Kit didn’t believe in the supernatural, yet talk of signs and portents of approaching disasters made her nervous. All of her life she’d listened to her mother’s growing, disturbing belief in the paranormal, particularly when it came to the hotel, and lately Ellen’s preoccupation with it had made her certain the woman was losing her grip on reality. Now Lottie was on the same jag and it scared her because, in many ways, Lottie meant even more to Kit than her own mother. “Are you sure you didn’t dream it, Lottie?” she asked almost desperately.

“No, dear. Don’t look so alarmed. And please don’t react like most people do. You never were like most people. Not you or Julianna or Adrienne. I believe that’s why the three of you were such good friends. You were like-minded, each one of you special, and therefore drawn together by your sympathies of thought and feeling. And none of you believed I was crazy.” She stared intently into Kit’s face, her once beautiful amber eyes dimmed and clouded by early cataracts. She needed surgery, Kit thought, but Lottie didn’t have the money and would never let anyone pay the medical bill for her.

“While it was still dark this morning, I was awakened by an owl,” Lottie began as if merely continuing her last sentence. “It was very close, very loud. I sat straight up in bed, took a deep breath, touched my locket with Julianna’s portrait inside, and a feeling washed over me. It was a mixture of dread and fear. And helplessness.” Her voice rose. “I got out of bed and tried to think of ways to help my baby.” She sighed. “But there was no help for her. Not in life, at least. Perhaps she has found peace in death.”
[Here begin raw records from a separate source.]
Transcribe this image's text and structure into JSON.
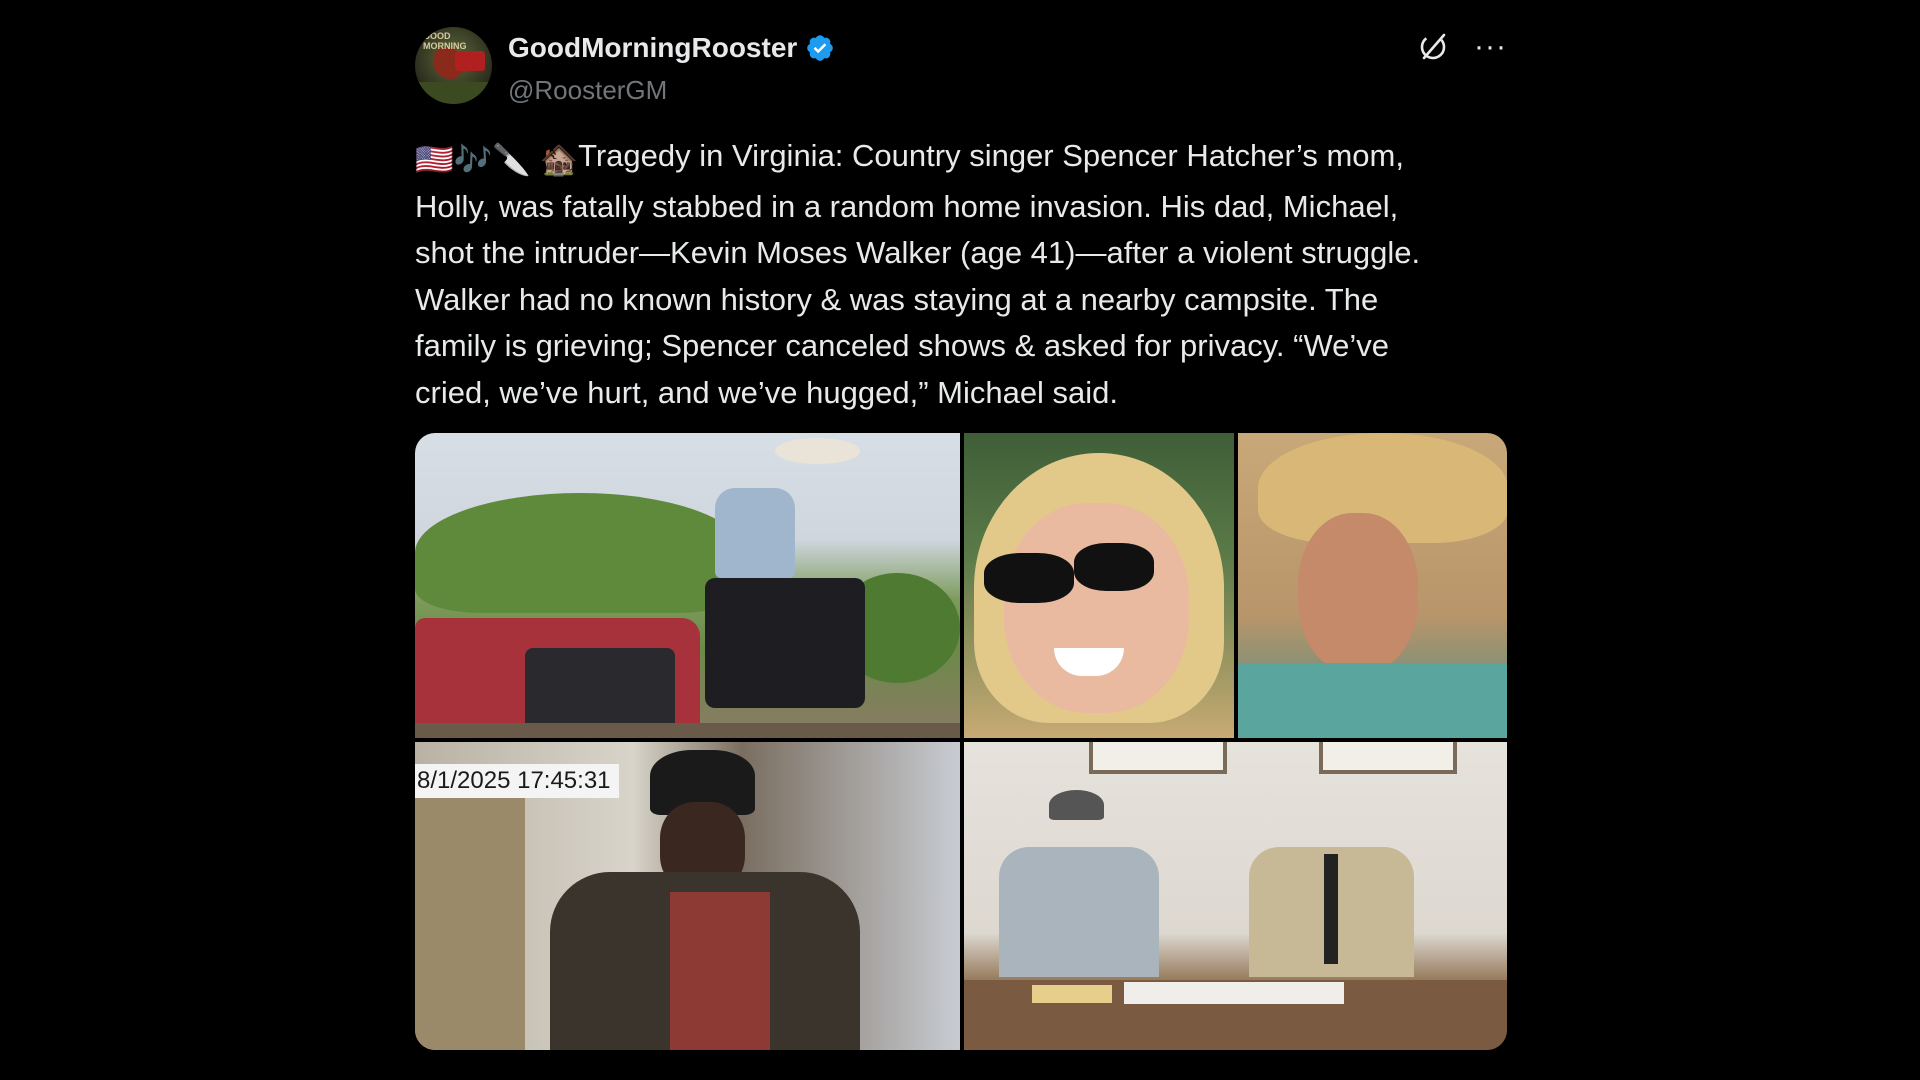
{
  "author": {
    "display_name": "GoodMorningRooster",
    "handle": "@RoosterGM",
    "avatar_text": "GOOD MORNING",
    "verified": true,
    "verified_color": "#1d9bf0"
  },
  "actions": {
    "grok_icon": "grok-icon",
    "more_label": "···"
  },
  "tweet": {
    "emojis": [
      "🇺🇸",
      "🎶",
      "🔪",
      "🏚️"
    ],
    "lines": [
      "Tragedy in Virginia: Country singer Spencer Hatcher’s mom,",
      "Holly, was fatally stabbed in a random home invasion. His dad, Michael,",
      "shot the intruder—Kevin Moses Walker (age 41)—after a violent struggle.",
      "Walker had no known history & was staying at a nearby campsite. The",
      "family is grieving; Spencer canceled shows & asked for privacy. “We’ve",
      "cried, we’ve hurt, and we’ve hugged,” Michael said."
    ]
  },
  "media": {
    "photos": [
      {
        "name": "photo-man-on-truck"
      },
      {
        "name": "photo-woman-sunglasses"
      },
      {
        "name": "photo-man-cowboy-hat"
      },
      {
        "name": "photo-security-camera",
        "timestamp": "8/1/2025 17:45:31"
      },
      {
        "name": "photo-press-conference"
      }
    ]
  }
}
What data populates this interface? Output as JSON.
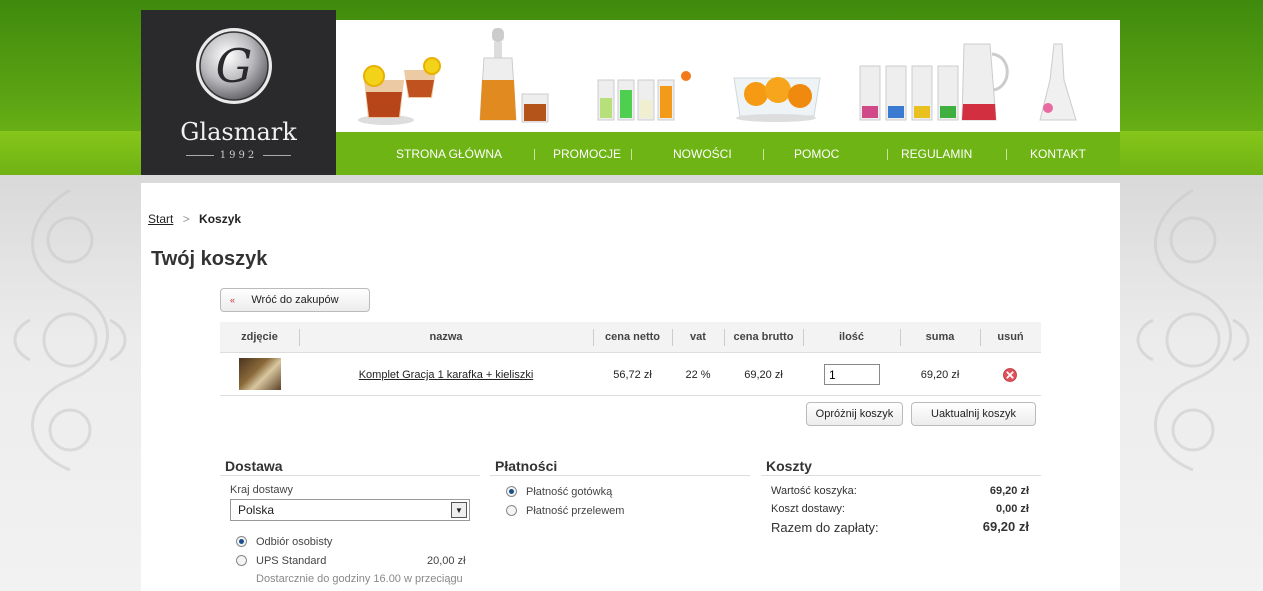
{
  "brand": {
    "name": "Glasmark",
    "year": "1992",
    "emblem_letter": "G"
  },
  "nav": {
    "items": [
      "STRONA GŁÓWNA",
      "PROMOCJE",
      "NOWOŚCI",
      "POMOC",
      "REGULAMIN",
      "KONTAKT"
    ]
  },
  "breadcrumb": {
    "start": "Start",
    "current": "Koszyk"
  },
  "page_title": "Twój koszyk",
  "back_button": "Wróć do zakupów",
  "table": {
    "headers": [
      "zdjęcie",
      "nazwa",
      "cena netto",
      "vat",
      "cena brutto",
      "ilość",
      "suma",
      "usuń"
    ],
    "rows": [
      {
        "name": "Komplet Gracja 1 karafka + kieliszki",
        "net_price": "56,72 zł",
        "vat": "22 %",
        "gross_price": "69,20 zł",
        "quantity": "1",
        "sum": "69,20 zł"
      }
    ]
  },
  "buttons": {
    "empty_cart": "Opróżnij koszyk",
    "update_cart": "Uaktualnij koszyk"
  },
  "delivery": {
    "title": "Dostawa",
    "country_label": "Kraj dostawy",
    "country_value": "Polska",
    "options": [
      {
        "label": "Odbiór osobisty",
        "price": "",
        "selected": true
      },
      {
        "label": "UPS Standard",
        "price": "20,00 zł",
        "selected": false
      }
    ],
    "note": "Dostarcznie do godziny 16.00 w przeciągu"
  },
  "payment": {
    "title": "Płatności",
    "options": [
      {
        "label": "Płatność gotówką",
        "selected": true
      },
      {
        "label": "Płatność przelewem",
        "selected": false
      }
    ]
  },
  "costs": {
    "title": "Koszty",
    "cart_value_label": "Wartość koszyka:",
    "cart_value": "69,20 zł",
    "delivery_cost_label": "Koszt dostawy:",
    "delivery_cost": "0,00 zł",
    "total_label": "Razem do zapłaty:",
    "total": "69,20 zł"
  },
  "colors": {
    "brand_green": "#6eb414",
    "logo_bg": "#2a2a2c",
    "remove_red": "#e0505a"
  }
}
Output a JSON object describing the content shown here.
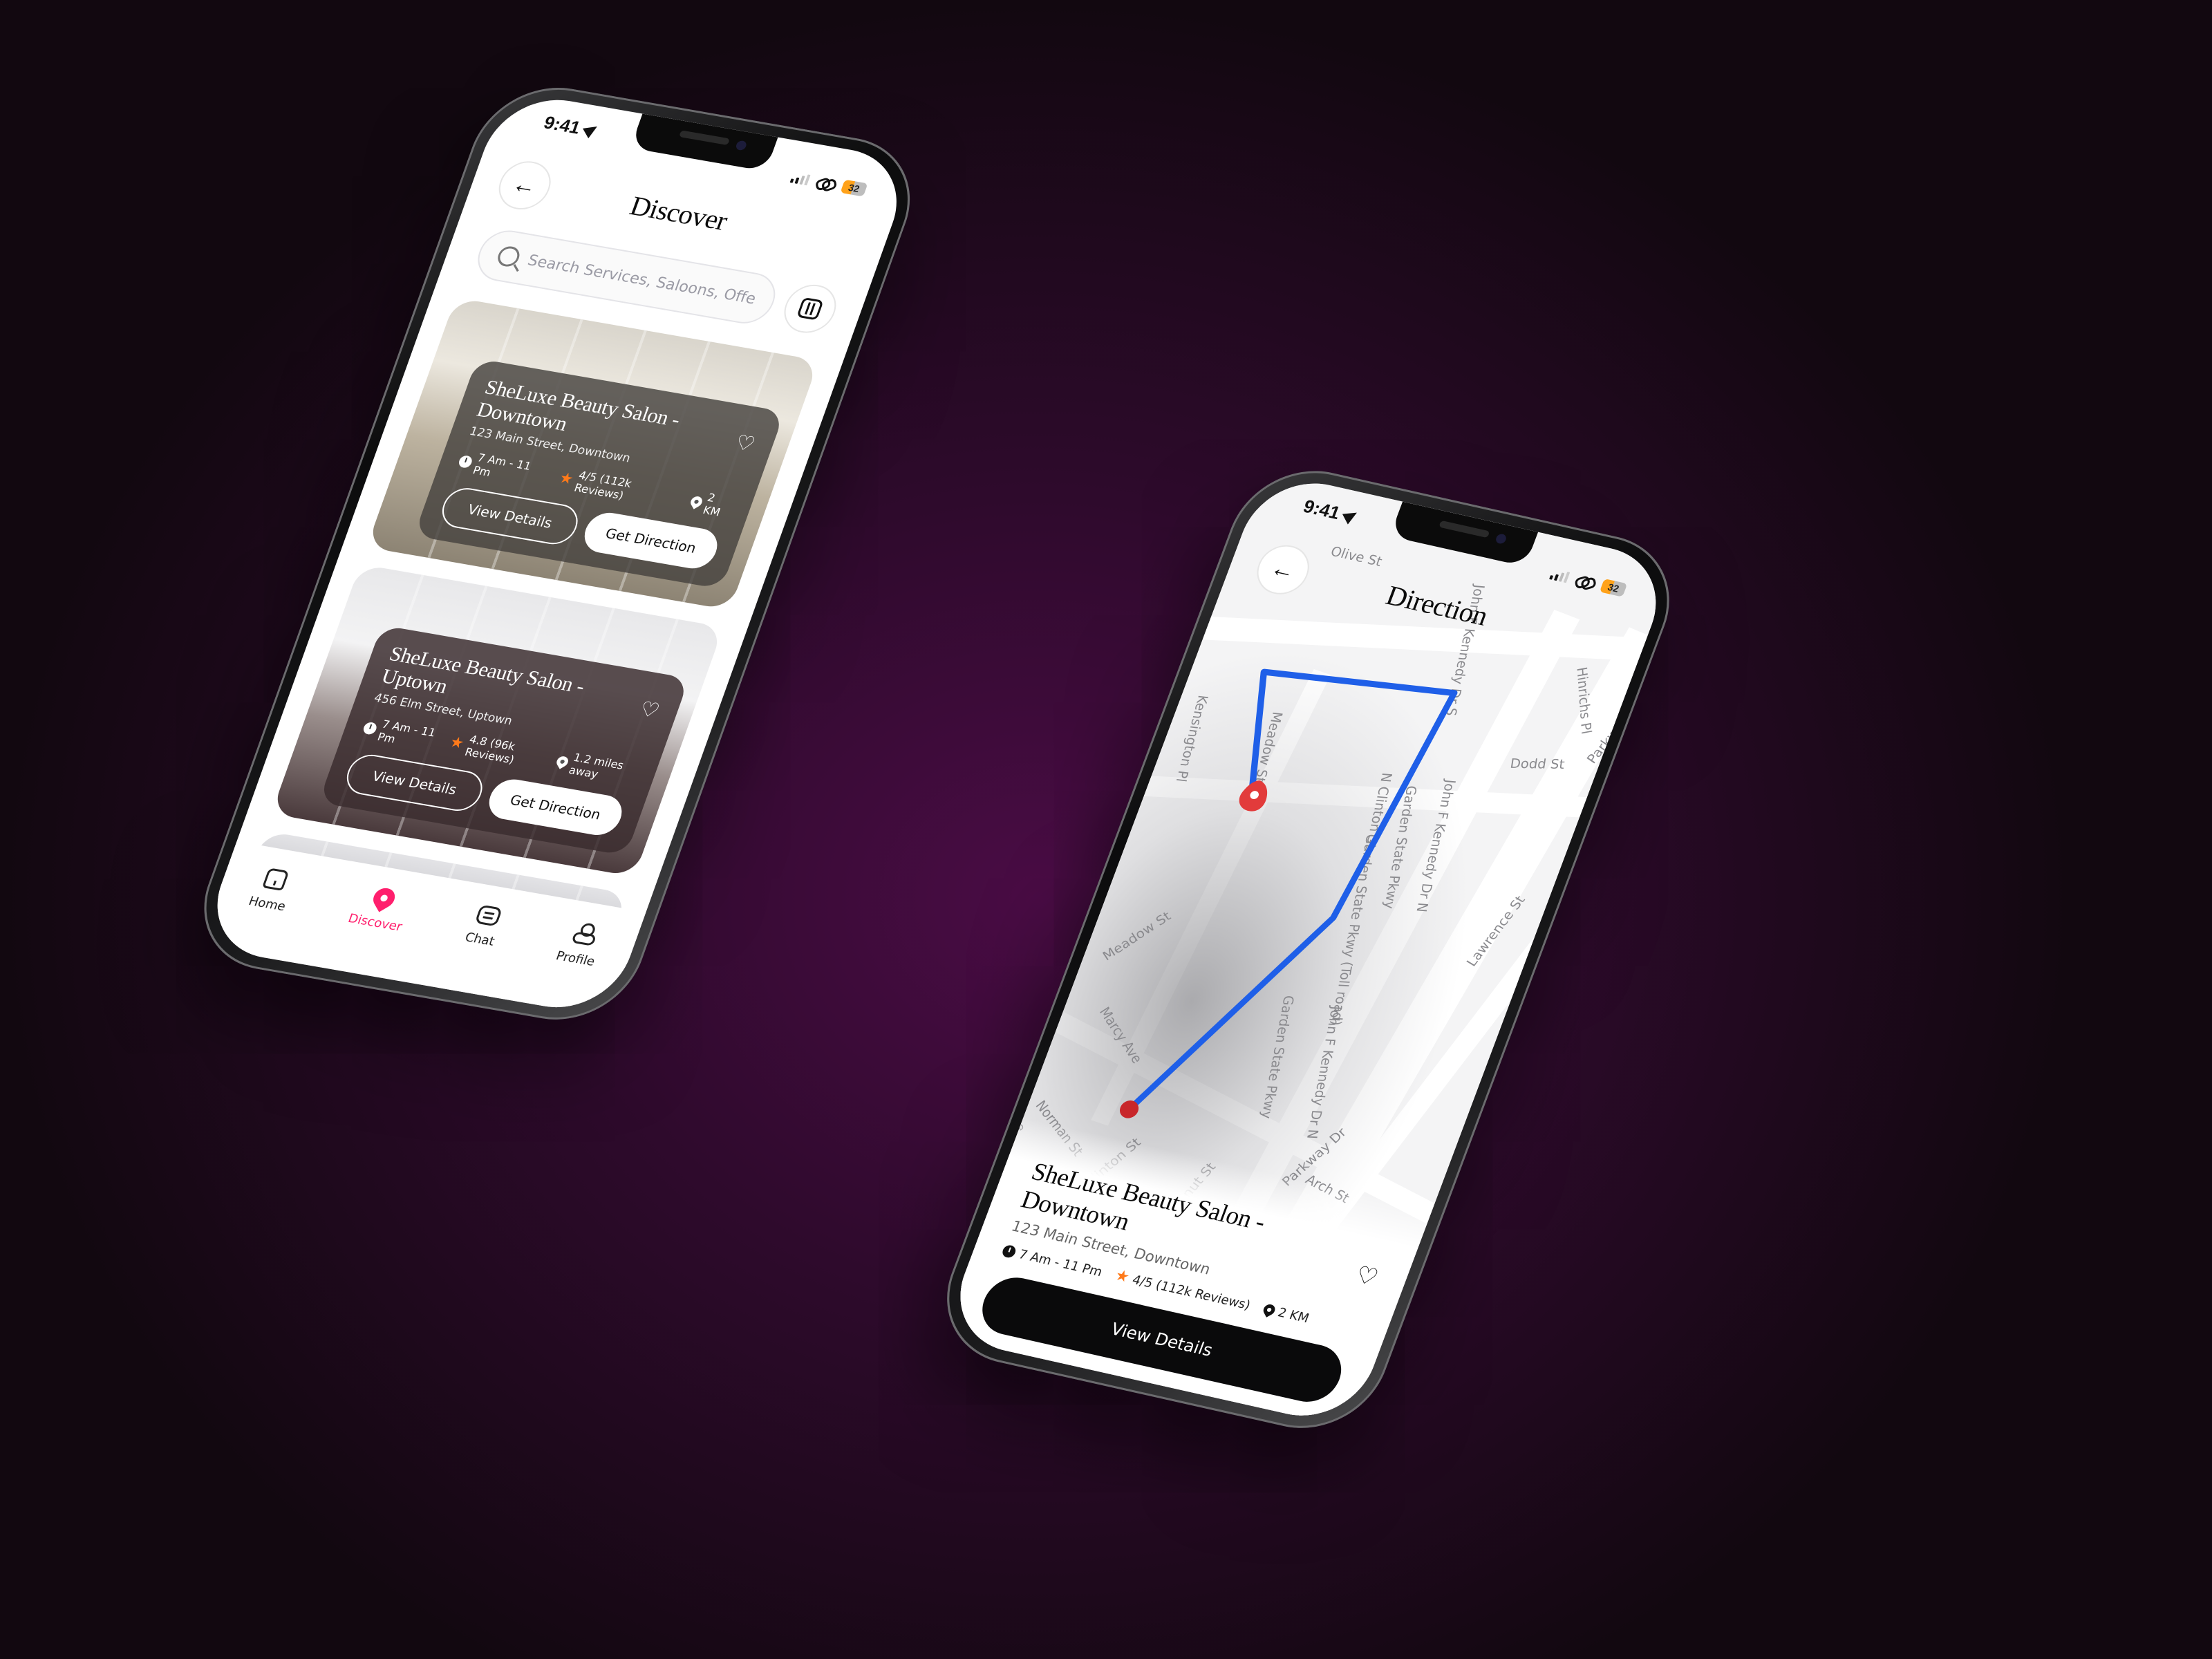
{
  "status_bar": {
    "time": "9:41",
    "battery": "32"
  },
  "discover_screen": {
    "title": "Discover",
    "search": {
      "placeholder": "Search Services, Saloons, Offers",
      "value": ""
    },
    "salons": [
      {
        "name": "SheLuxe Beauty Salon - Downtown",
        "address": "123 Main Street, Downtown",
        "hours": "7 Am - 11 Pm",
        "rating": "4/5 (112k Reviews)",
        "distance": "2 KM",
        "view_details_label": "View Details",
        "get_direction_label": "Get Direction"
      },
      {
        "name": "SheLuxe Beauty Salon - Uptown",
        "address": "456 Elm Street, Uptown",
        "hours": "7 Am - 11 Pm",
        "rating": "4.8 (96k Reviews)",
        "distance": "1.2 miles away",
        "view_details_label": "View Details",
        "get_direction_label": "Get Direction"
      }
    ],
    "tabs": [
      {
        "label": "Home",
        "icon": "home-icon",
        "active": false
      },
      {
        "label": "Discover",
        "icon": "location-pin-icon",
        "active": true
      },
      {
        "label": "Chat",
        "icon": "chat-icon",
        "active": false
      },
      {
        "label": "Profile",
        "icon": "profile-icon",
        "active": false
      }
    ]
  },
  "direction_screen": {
    "title": "Direction",
    "map": {
      "street_labels": [
        "Olive St",
        "John F Kennedy Dr S",
        "Hinrichs Pl",
        "Dodd St",
        "Parkway Dr",
        "Kensington Pl",
        "Meadow St",
        "N Clinton St",
        "Garden State Pkwy",
        "Garden State Pkwy (Toll road)",
        "John F Kennedy Dr N",
        "Lawrence St",
        "Meadow St",
        "Marcy Ave",
        "Garden State Pkwy",
        "John F Kennedy Dr N",
        "Parkway Dr",
        "Arch St",
        "Norman St",
        "N Clinton St",
        "N Walnut St",
        "Ave",
        "Pkwy"
      ],
      "route_color": "#1f5fe8",
      "origin_color": "#c8262a",
      "destination_color": "#e23b3b"
    },
    "salon": {
      "name": "SheLuxe Beauty Salon - Downtown",
      "address": "123 Main Street, Downtown",
      "hours": "7 Am - 11 Pm",
      "rating": "4/5 (112k Reviews)",
      "distance": "2 KM",
      "view_details_label": "View Details"
    }
  },
  "colors": {
    "accent": "#ff1f6d",
    "star": "#ff7a1a",
    "battery": "#ffa21a",
    "background": "#3a0a36"
  }
}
Kit let the silence hang a minute while Lottie dabbed at tears and coughed behind a thin, embroidered handkerchief. But even in her extreme distress, she possessed an air of patience and serenity. Kit had always admired Lottie’s self-possession. She was so different from Kit’s own mother, Ellen, who over the years had turned cowering and anxious when she wasn’t being high-handed and strident.

“I thought Julianna might be where she’s been going often lately. La Belle. There’s a badness in that place. I’ve always felt it. Real, dark, tangible
evil.
It comes creeping like a mist and slips right into your soul before you ever even realize it. I warned Julianna about it a hundred times, but she wouldn’t listen. She gave me a kiss and said ‘Thank you for worrying about me anyway, Mama.'” Lottie smiled faintly in memory. “Then she went off and played loose with danger.”